I’ve been in Charlottesville for 12 years now, but originally from Northern Virginia.
What was your role prior to coming to Darden?
I co-founded a YC-backed startup called Gamebytes which almost precluded me from attending Darden. Before that, I worked for many years building the undergrad entrepreneurial ecosystem at UVA by building strong interpersonal connections between student founders.
What was your FY summer internship?
I didn’t have one, by choice. I instead did four things: 1) I explored a possible business idea around creating a pre-accelerator program for promising entrepreneurs; 2) I did some part-time work with the Batten Institute’s VP(x)2 as a startup coach for the 14 teams in the program; 3) I did some part-time work for one of my friend’s startups, Fret Zealot, in which I had conversations with the customers to learn more about them. I used this understanding in order to prepare for a Series A raise; and 4) I got involved with another early startup, Founder Pool, that de-risks entrepreneurship for founders of different startups by pooling equity.
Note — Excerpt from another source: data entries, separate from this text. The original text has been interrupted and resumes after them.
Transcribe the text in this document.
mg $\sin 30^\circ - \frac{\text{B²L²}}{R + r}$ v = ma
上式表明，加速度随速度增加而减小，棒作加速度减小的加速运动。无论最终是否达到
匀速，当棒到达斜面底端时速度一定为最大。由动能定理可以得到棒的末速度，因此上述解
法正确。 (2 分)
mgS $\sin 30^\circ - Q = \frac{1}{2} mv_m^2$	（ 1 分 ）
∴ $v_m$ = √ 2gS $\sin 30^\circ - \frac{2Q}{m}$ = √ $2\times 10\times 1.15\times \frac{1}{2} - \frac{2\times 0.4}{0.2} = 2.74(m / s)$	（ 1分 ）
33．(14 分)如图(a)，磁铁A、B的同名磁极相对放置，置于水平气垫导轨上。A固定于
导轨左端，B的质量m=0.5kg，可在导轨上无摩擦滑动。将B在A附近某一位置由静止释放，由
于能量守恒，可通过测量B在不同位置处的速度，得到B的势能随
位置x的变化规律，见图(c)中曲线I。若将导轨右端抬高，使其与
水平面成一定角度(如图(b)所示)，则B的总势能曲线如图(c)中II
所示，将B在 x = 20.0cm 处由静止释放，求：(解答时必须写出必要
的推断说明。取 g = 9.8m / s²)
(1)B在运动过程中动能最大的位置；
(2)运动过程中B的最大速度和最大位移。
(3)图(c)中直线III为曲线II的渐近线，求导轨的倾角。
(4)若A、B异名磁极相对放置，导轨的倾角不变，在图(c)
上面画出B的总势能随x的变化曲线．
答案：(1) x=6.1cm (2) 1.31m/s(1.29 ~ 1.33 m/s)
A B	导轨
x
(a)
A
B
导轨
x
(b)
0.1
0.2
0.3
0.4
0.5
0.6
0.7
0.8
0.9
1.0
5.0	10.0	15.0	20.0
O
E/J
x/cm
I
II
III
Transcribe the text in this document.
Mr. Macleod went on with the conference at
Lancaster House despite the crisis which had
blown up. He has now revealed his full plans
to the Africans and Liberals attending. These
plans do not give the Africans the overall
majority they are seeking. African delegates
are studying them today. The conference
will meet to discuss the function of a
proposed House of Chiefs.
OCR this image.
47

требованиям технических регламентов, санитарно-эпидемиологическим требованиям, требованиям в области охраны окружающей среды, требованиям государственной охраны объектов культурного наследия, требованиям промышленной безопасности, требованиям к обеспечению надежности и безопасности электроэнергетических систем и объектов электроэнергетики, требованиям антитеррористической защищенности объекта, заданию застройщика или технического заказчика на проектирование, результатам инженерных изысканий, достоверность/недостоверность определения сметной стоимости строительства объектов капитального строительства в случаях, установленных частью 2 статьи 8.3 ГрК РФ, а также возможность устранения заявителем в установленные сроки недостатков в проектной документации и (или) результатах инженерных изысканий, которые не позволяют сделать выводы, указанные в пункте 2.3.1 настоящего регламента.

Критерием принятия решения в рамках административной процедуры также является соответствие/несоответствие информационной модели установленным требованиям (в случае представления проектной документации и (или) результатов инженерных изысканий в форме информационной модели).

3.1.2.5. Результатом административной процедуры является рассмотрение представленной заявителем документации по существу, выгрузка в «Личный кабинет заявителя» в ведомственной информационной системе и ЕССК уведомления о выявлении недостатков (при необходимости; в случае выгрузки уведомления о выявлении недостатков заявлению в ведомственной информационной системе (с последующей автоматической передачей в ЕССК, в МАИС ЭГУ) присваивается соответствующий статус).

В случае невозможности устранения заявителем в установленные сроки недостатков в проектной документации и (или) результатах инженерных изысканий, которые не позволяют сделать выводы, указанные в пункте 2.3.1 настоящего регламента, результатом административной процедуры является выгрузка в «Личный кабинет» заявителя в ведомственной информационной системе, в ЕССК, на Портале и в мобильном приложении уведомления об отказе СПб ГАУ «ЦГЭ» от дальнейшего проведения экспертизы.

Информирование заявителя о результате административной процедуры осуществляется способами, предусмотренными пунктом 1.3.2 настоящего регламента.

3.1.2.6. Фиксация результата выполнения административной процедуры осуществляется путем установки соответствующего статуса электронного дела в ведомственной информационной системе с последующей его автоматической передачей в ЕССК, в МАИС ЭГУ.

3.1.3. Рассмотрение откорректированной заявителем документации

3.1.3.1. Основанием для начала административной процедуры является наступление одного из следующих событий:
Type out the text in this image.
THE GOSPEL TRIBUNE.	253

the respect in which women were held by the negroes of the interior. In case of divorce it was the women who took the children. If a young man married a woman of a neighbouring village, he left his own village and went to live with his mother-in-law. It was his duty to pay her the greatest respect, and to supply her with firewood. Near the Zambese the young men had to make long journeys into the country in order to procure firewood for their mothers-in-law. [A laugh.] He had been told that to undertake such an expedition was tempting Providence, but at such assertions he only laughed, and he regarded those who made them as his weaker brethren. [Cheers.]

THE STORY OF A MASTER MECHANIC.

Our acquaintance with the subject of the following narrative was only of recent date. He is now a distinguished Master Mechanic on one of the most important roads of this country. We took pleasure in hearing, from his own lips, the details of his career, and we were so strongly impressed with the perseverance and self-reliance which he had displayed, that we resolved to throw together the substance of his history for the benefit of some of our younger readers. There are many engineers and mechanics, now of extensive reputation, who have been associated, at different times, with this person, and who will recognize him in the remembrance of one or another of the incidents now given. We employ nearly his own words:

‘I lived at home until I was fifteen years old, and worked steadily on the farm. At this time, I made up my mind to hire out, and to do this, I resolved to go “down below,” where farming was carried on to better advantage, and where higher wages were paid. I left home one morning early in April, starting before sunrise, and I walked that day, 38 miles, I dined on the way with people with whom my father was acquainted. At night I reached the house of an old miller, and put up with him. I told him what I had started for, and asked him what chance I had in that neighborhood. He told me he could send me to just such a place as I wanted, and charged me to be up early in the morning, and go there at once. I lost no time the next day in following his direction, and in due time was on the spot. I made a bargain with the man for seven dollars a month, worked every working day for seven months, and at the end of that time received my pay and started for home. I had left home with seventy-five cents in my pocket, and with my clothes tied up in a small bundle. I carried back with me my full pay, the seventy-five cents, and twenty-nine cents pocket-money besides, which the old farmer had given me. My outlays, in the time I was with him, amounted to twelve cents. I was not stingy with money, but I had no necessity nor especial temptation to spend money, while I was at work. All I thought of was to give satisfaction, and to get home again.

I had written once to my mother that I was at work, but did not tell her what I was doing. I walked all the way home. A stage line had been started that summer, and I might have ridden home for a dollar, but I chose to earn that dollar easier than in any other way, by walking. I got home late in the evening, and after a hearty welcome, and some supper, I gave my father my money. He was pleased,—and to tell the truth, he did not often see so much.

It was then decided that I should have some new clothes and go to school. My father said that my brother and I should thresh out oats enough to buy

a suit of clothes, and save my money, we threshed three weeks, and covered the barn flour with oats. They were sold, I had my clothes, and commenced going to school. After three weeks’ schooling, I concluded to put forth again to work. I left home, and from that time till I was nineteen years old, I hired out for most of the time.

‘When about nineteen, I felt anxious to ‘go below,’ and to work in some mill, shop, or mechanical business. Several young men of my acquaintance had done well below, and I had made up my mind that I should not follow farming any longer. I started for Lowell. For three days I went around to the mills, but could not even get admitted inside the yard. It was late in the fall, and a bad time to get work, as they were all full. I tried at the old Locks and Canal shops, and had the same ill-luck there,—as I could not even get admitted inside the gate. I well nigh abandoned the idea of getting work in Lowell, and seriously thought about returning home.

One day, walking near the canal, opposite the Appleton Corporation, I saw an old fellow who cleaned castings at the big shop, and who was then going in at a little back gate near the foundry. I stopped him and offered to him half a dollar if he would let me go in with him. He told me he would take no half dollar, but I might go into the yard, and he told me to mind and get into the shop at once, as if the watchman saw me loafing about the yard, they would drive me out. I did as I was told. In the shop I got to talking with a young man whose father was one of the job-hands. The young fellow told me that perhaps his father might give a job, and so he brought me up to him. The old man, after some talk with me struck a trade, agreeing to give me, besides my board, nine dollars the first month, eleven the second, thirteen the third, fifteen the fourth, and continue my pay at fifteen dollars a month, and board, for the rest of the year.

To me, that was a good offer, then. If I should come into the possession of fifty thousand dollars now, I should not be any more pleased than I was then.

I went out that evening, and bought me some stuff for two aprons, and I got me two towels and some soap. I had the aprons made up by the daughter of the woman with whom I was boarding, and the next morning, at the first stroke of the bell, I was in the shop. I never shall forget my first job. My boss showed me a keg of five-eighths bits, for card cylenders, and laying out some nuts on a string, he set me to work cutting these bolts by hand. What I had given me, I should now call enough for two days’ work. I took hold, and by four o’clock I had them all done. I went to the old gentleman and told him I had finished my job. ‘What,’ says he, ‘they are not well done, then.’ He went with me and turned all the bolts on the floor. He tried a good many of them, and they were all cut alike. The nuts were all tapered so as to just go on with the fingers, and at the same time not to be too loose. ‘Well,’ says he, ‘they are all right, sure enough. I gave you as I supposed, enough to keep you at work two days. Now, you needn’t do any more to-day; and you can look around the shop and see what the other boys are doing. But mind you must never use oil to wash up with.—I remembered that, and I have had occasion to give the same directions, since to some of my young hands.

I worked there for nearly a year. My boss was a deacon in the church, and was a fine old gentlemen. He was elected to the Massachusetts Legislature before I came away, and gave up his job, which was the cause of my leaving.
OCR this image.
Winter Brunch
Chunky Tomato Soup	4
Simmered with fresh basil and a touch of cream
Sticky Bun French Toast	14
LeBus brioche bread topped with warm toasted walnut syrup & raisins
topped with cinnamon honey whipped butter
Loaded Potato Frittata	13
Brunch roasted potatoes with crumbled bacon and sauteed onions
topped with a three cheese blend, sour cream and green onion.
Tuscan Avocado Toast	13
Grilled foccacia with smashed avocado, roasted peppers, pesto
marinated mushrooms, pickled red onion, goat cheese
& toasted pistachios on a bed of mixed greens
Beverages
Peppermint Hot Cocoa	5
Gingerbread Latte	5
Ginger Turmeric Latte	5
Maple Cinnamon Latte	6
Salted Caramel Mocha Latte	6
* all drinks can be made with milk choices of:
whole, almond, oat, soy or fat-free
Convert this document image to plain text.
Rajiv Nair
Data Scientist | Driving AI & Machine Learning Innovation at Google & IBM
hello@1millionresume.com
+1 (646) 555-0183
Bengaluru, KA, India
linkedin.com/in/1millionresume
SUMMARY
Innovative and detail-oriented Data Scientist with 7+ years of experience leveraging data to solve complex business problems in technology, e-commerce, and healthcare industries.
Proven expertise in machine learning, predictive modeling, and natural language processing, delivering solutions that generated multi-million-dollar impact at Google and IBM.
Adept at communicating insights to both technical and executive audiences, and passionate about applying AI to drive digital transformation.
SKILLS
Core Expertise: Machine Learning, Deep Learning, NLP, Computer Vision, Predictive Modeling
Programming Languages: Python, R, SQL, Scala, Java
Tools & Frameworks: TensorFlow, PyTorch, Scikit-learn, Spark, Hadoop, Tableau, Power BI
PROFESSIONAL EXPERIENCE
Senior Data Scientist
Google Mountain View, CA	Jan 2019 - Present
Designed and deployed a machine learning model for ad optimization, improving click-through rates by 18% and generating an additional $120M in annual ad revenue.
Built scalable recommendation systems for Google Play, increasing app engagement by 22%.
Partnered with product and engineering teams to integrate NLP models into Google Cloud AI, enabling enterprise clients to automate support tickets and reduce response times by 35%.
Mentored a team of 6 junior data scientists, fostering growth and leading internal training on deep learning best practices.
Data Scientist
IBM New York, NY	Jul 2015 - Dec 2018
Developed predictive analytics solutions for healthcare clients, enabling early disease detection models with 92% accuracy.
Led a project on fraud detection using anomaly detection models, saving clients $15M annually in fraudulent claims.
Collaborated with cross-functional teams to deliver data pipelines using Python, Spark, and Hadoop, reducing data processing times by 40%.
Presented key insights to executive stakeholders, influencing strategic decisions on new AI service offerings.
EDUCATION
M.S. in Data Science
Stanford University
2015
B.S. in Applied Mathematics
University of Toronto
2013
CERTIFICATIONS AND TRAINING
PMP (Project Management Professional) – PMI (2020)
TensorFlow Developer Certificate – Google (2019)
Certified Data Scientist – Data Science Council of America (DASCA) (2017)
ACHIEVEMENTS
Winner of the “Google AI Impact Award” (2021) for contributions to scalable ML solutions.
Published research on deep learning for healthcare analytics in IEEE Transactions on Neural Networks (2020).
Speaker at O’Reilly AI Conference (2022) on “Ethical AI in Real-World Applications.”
What are your post-graduation plans?
I’m exploring a startup idea I began at the end of last summer around enabling people to create and maintain meaningful connections.
Why did you become a Second Year Coach?
I knew how frustrating it is for student entrepreneurs to find the one-on-one help they need, and how important it is for them to find someone who was just recently in their shoes. Entrepreneurship is a mindset, and it’s caught, not taught.
When you’re in a place like Darden, there is a monolith of career mindset, despite the wonderful diversity of the students. Unless an aspiring student entrepreneur is able to find and spend quality time with other students who are very passionate and actually using their time to launch a startup by graduation, it is easy to get caught up in the recruiting frenzy. Given my extensive knowledge of UVA’s entrepreneurship community and the actual practice of being a founder, I believed I could really be helpful to those First Years looking to be an entrepreneur.
What have you learned about yourself and your coachees as a SY Coach?
I learned that to be helpful to someone, you don’t need to have all the answers, or any at all. You can be helpful just by being an active listener and asking questions to help someone else find the answers for themselves.
What is a powerful question you have asked your coachees to invoke discovery for themselves?
What do you want to want?
What’s your favorite piece of career advice?
- It’s not which path you travel, it’s how you travel the path you’re on.
- If you want money, ask for advice; if you want advice, ask for money.
Any additional thoughts you’d like to share?
The best learning comes from people who are just 15 minutes ahead of you in something. One might look at Darden and think that the learning comes from the professors, but upon closer inspection it is really that the professors facilitate the learning between the students. The SY Coach program enables a structured way for this facilitation to happen between the class cohorts.